Rep. Tom Cotton still has one foot in the denial phase. At a townhall event focused on health care in Waldron last Monday (no media was present, but someone in attendance sent the Arkansas Blog an audio recording of the meeting—see here for a previous post on the event), Cotton told his audience that somewhere between 4.5 and 6 million had actually enrolled, and "that's also projected to decline over time." […]Cotton went on to talk about how the law was just intended to "take more power and control over your lives away from you as families or employees or small businessmen or small businesswomen," and besides that, it's a job killer. Never mind that the Congressional Budget Office expects that as many as 2 million people who now have the ability to get affordable health insurance on their own will take control of their lives, quit their jobs and do things like start their own businesses. Cotton does give a bit of a nod to reality. He says President Obama will never sign a repeal of his law, but then reality goes off the rails. Repeal is going to "have to wait until 2017," when "it’s going to have to occur because the law is so fundamentally flawed."
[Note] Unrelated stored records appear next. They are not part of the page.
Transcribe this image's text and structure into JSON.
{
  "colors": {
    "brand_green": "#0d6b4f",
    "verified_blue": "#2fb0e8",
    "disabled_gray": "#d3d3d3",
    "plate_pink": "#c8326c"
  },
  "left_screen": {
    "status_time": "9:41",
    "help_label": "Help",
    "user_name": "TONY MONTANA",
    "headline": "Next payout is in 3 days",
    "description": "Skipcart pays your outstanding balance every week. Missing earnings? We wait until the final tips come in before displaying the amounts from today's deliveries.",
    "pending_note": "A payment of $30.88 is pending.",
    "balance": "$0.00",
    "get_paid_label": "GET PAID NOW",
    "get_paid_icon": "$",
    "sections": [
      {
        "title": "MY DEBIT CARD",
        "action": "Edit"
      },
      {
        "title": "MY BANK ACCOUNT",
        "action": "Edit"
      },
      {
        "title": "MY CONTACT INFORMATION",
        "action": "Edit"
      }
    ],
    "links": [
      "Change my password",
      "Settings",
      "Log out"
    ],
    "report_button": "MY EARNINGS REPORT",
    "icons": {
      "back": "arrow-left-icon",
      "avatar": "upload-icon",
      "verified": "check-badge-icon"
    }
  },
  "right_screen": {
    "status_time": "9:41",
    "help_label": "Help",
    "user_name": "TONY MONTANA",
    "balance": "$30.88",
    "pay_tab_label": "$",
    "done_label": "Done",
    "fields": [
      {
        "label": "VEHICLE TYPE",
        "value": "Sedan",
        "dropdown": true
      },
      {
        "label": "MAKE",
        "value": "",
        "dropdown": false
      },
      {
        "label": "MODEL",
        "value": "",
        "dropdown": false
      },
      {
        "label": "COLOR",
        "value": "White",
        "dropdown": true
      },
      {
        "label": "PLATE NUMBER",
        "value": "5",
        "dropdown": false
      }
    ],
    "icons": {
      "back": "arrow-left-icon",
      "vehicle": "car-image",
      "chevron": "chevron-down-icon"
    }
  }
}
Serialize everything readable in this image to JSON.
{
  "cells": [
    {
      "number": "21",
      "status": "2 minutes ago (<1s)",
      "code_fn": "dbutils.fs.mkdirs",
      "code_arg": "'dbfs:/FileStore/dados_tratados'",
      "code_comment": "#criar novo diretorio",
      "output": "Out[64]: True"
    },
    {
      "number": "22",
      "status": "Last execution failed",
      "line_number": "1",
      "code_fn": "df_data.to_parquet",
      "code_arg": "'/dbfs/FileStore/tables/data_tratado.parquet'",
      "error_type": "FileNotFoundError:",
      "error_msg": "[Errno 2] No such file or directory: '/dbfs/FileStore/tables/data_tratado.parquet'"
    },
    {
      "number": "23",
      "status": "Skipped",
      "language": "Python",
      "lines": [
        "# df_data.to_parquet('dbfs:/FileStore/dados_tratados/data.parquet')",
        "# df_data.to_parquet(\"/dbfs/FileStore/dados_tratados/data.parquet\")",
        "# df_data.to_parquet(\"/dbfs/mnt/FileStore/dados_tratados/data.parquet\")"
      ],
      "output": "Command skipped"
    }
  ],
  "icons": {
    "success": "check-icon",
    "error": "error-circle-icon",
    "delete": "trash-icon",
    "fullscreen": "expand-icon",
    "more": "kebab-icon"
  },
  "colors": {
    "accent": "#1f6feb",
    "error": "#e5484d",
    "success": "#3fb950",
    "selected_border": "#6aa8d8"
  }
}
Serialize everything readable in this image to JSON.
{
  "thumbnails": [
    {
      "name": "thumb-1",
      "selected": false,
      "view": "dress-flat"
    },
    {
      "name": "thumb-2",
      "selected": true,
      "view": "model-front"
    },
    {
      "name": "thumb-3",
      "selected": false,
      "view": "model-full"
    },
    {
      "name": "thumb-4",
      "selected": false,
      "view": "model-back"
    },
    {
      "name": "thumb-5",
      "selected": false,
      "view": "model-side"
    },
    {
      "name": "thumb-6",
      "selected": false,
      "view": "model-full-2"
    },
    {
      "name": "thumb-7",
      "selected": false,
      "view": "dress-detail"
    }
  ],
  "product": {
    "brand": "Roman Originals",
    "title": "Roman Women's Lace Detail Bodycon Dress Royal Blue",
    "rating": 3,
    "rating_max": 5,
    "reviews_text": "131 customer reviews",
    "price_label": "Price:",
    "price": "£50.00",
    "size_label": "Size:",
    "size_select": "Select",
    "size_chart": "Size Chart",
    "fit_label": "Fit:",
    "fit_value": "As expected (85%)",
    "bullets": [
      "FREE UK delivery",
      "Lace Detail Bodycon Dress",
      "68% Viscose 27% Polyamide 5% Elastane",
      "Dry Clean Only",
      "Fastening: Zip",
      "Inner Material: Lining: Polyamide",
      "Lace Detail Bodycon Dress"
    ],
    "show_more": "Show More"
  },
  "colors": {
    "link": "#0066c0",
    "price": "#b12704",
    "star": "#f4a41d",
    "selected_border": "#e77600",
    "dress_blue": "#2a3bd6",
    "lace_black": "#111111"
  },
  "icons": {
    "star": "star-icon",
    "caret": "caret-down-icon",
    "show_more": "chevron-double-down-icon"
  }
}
So, nothing to see here, people aren't gaining coverage! Repeal the Obamacare monstrosity! Oh, and what about the 150,000 (and counting) Arkansans who have gained coverage through the private option, funded by Obamacare? Cotton doesn't have a position on that.
Pressed by a constituent on what would happen next, Cotton hemmed and hawed and talked a lot about cell phones and innovation and competition, but offered up the same, lame ideas Republicans keep offering up—state risk pools for the sickest people (already tried and failed), insurers selling across state lines (leading to a race to the bottom as insurers flock to the states with the laxest regulation)—and one that's pretty much already in Obamacare, letting small businesses pool together. That's what the Small Business Health Options Program exchange is pretty much all about.
Cotton can stay in denial as long as he wants. But reality will at some point prevail, and the reality is that Cotton wants to take health insurance away from all the people who just, finally, were able to get it.